Dale Somebody was the first real cowpoke I ever knew; Trevor Bale and Mabel Stark, the first tiger rasslers. Eric Robbins, Time’s man in Africa, introduced me to that fabled continent. Old age generates a jumbo screen inside your brain on which fitful memories vividly flit. Himalayan rope bridges; Rome in the ’60s versus 2013; the Matisse Chapel in Vence shown to me by the beauteous Countess Karolyi of Hungary—an intimate friend of Bertrand Russell’s—and her houseguest Ralph Hotere, the Māori painter. Big Apple scenes on Delancey Street and Yogi Berra’s first at bat in Yankee Stadium. Joey Giardello, the middleweight champ, on First Avenue, and Jessica Lange tending bar on Christopher Street. Being a downtown person, I didn’t know a lot of fame hounds but did have neighbors like Grace Paley, Philip Glass, Donald Barthelme, and Seymour Krim.

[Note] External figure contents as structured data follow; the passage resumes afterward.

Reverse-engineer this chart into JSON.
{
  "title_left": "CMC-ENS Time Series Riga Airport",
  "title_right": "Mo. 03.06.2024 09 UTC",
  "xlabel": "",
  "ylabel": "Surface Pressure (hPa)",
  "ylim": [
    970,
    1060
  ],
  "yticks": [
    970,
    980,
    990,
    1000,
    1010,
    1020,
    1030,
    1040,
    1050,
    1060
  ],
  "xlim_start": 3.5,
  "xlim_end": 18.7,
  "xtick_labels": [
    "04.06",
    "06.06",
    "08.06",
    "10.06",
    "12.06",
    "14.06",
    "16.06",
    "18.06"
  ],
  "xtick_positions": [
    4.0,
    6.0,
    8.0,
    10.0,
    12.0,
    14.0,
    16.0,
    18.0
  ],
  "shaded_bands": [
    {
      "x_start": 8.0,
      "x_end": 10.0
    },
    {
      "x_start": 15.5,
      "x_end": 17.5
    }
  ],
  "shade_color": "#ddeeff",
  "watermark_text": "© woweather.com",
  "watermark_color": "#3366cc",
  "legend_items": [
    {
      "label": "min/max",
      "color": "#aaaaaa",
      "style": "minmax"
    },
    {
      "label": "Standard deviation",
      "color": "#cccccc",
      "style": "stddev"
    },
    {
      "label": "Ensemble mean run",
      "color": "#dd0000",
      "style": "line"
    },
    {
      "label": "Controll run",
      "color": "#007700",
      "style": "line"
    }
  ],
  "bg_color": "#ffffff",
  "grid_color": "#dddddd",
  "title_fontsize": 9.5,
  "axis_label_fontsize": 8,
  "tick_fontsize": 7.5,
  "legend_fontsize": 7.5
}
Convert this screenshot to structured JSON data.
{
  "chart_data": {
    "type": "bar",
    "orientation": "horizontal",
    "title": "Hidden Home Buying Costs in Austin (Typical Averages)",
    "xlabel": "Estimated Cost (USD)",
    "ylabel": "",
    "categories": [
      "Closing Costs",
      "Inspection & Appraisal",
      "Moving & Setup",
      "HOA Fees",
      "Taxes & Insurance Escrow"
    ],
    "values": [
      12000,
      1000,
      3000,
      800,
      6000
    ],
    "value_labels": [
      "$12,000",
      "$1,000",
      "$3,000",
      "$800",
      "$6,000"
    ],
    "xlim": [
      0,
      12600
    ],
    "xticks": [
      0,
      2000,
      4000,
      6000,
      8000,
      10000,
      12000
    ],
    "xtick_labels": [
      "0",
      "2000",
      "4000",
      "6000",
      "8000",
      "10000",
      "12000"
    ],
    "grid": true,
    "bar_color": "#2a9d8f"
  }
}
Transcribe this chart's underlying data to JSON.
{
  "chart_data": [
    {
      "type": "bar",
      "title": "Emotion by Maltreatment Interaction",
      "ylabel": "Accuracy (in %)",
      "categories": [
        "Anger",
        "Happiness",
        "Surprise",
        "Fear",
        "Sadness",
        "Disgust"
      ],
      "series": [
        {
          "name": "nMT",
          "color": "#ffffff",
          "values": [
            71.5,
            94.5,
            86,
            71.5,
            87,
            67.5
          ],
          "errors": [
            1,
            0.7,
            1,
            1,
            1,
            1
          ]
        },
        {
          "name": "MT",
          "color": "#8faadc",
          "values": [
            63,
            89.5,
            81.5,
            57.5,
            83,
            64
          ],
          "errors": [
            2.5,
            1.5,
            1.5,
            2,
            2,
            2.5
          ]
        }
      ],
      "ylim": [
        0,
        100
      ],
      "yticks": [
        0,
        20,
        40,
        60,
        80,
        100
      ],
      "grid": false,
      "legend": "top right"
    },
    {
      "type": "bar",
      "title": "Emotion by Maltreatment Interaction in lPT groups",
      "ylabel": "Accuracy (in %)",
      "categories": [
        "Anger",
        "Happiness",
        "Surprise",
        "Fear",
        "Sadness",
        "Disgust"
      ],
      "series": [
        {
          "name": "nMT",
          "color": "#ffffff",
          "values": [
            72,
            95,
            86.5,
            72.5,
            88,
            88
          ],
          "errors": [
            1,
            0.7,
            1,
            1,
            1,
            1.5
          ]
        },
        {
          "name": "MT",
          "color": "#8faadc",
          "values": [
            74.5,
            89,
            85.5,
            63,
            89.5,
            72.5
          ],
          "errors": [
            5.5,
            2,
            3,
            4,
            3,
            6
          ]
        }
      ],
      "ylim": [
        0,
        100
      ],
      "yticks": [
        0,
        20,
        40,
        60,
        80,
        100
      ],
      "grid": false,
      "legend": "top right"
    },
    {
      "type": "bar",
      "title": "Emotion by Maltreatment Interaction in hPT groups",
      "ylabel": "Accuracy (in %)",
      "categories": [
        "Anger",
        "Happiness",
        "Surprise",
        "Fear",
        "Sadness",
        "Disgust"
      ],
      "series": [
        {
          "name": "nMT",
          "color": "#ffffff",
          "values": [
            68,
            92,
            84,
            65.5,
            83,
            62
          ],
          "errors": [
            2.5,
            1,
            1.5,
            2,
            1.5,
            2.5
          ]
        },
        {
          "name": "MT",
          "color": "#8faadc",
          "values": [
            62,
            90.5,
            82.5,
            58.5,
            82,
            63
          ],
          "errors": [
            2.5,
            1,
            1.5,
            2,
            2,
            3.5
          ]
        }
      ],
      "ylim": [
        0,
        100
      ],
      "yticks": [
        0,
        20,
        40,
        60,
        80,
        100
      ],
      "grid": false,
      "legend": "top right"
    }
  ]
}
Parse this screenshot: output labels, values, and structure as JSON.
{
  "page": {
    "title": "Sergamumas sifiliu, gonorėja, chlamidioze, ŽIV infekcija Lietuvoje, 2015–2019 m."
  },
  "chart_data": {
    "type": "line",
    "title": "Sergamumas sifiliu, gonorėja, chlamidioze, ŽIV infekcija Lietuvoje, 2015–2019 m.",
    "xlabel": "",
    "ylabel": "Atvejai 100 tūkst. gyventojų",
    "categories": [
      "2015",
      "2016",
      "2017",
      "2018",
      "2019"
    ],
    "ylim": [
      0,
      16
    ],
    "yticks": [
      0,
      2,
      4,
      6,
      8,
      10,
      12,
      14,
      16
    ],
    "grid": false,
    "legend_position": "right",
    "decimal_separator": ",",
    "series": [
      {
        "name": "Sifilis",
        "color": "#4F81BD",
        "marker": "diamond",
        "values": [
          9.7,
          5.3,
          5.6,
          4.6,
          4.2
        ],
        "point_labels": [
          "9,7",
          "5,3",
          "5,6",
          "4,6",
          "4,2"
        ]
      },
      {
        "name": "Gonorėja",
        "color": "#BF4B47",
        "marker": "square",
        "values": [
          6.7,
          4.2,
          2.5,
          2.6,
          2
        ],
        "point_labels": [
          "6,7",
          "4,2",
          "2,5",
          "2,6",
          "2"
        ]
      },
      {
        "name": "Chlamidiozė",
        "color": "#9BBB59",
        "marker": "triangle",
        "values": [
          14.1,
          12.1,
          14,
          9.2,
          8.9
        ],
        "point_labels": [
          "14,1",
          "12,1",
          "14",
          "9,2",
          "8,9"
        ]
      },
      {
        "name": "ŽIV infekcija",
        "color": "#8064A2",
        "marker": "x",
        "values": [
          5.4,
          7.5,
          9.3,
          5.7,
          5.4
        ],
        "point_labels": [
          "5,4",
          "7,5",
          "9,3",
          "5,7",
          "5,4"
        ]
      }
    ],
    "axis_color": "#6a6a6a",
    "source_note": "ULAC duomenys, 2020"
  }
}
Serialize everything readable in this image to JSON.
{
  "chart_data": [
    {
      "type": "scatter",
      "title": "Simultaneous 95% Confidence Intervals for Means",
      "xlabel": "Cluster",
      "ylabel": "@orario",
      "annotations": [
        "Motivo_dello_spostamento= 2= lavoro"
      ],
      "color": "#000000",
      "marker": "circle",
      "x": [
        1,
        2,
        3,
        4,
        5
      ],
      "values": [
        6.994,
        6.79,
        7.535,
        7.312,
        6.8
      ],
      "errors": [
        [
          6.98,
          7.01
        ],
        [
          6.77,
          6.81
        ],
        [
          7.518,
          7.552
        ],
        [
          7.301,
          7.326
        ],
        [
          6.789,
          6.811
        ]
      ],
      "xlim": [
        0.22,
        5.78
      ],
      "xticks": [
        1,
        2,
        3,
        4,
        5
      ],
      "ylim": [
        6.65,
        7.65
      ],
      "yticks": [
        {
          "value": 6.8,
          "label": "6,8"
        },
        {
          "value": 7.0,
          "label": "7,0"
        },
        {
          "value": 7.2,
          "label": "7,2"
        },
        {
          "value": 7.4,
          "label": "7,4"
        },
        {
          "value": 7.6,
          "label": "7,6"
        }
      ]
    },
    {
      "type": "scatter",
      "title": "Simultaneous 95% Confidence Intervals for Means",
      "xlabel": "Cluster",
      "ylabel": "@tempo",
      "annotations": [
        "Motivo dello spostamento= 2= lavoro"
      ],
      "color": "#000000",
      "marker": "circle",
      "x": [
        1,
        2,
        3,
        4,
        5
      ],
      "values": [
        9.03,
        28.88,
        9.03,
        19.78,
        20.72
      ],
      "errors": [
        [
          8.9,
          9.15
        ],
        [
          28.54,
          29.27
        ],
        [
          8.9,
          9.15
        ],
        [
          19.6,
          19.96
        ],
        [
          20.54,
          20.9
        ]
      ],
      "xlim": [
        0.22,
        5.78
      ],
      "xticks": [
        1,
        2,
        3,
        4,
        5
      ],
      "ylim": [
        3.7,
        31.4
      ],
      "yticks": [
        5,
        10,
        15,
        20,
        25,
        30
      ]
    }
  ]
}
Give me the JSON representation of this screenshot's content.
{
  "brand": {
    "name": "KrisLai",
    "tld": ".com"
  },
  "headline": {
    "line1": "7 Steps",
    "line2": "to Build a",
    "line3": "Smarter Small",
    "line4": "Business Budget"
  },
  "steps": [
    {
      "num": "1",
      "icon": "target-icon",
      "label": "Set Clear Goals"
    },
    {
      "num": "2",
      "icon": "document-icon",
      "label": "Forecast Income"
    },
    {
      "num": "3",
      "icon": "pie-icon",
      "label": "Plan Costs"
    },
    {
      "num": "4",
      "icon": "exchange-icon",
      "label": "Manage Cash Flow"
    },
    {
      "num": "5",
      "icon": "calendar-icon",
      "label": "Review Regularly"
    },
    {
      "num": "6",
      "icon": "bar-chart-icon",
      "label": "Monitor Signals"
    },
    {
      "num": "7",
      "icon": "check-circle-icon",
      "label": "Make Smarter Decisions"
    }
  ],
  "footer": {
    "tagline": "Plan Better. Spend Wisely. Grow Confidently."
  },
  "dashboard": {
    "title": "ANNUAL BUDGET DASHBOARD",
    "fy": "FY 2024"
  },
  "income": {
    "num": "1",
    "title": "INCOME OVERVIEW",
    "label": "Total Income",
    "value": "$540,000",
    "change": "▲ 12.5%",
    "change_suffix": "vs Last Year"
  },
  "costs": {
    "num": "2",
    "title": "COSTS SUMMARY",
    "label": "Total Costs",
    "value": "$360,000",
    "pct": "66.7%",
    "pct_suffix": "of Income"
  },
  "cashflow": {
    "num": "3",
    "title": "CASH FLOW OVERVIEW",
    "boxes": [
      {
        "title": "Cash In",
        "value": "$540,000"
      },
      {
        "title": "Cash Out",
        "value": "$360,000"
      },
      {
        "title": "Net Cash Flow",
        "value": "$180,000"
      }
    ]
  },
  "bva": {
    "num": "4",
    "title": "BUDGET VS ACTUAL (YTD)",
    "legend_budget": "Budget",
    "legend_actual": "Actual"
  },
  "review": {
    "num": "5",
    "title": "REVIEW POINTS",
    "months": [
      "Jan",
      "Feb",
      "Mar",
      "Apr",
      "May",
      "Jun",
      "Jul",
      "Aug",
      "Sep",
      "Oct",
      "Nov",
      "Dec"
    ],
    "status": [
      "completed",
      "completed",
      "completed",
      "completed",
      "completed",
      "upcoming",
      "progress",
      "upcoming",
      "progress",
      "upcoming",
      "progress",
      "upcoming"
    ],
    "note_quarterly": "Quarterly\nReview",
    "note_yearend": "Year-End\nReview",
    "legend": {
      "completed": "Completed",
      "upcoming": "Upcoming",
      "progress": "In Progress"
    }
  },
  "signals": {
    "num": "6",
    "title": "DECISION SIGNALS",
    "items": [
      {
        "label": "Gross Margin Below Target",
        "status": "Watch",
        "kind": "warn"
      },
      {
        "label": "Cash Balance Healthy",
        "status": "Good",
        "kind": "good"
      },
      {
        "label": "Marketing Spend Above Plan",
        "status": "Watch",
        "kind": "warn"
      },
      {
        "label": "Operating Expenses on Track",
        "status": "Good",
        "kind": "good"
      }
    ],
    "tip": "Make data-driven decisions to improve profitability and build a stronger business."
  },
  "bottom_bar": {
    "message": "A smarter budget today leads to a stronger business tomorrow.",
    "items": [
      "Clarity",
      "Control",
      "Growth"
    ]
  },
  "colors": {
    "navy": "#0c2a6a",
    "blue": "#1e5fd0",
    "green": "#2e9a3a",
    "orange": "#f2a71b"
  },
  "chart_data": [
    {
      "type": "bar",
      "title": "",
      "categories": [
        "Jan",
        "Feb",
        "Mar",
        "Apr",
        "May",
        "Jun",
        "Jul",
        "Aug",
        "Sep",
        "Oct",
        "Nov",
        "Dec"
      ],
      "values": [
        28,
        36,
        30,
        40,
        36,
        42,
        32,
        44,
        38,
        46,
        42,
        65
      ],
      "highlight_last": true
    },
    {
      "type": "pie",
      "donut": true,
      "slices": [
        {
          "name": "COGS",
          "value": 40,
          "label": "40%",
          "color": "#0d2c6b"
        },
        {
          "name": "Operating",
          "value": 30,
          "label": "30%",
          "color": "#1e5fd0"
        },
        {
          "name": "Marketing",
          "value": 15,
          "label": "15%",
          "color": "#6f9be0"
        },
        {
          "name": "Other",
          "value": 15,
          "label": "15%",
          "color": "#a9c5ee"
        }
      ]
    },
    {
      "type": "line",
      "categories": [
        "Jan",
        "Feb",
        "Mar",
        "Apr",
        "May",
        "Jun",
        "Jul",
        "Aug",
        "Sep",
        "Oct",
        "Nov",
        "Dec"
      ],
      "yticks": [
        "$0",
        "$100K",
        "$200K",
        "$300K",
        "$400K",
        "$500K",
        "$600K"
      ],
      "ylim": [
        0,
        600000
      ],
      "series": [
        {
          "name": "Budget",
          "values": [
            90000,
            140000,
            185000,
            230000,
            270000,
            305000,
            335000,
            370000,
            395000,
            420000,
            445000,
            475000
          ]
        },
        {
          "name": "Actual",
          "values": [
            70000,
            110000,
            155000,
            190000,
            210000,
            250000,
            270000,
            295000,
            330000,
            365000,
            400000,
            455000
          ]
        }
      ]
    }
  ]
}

In Iowa’s Amish country, I lunched with the faithful, in San Francisco with the Beats. I never had a bad romantic relationship, so no street anywhere would be painful to revisit except in the sense of a comrade gone. But loss becomes ubiquitous as the years wane—friends of both sexes and more than just the human species. My setter, Flash, at Taggart’s Pond; my chums Tom Hunt and Jimmy Dunn at our school-bus stop; then Rutger Smith, another classmate, bloated with cancer in middle age. Gone is the me who used to walk 50 blocks for a lunch date in New York, and the journalist who shouted at the president of South Sudan back when he was just a murderous warlord in 1993. I’ve boarded ships near Nome and Ushuaia, loved the Nile and the Nulhegan, and watched my daughter’s birth in New York Hospital, so groping for a curbstone with my cane feels less like a comedown than a phase. White hair isn’t ugly, nor a hobbled knee. Your posture may resemble another animal’s on occasion, like a spider or a goat, as you age. Emergency and common-sense responses kick in.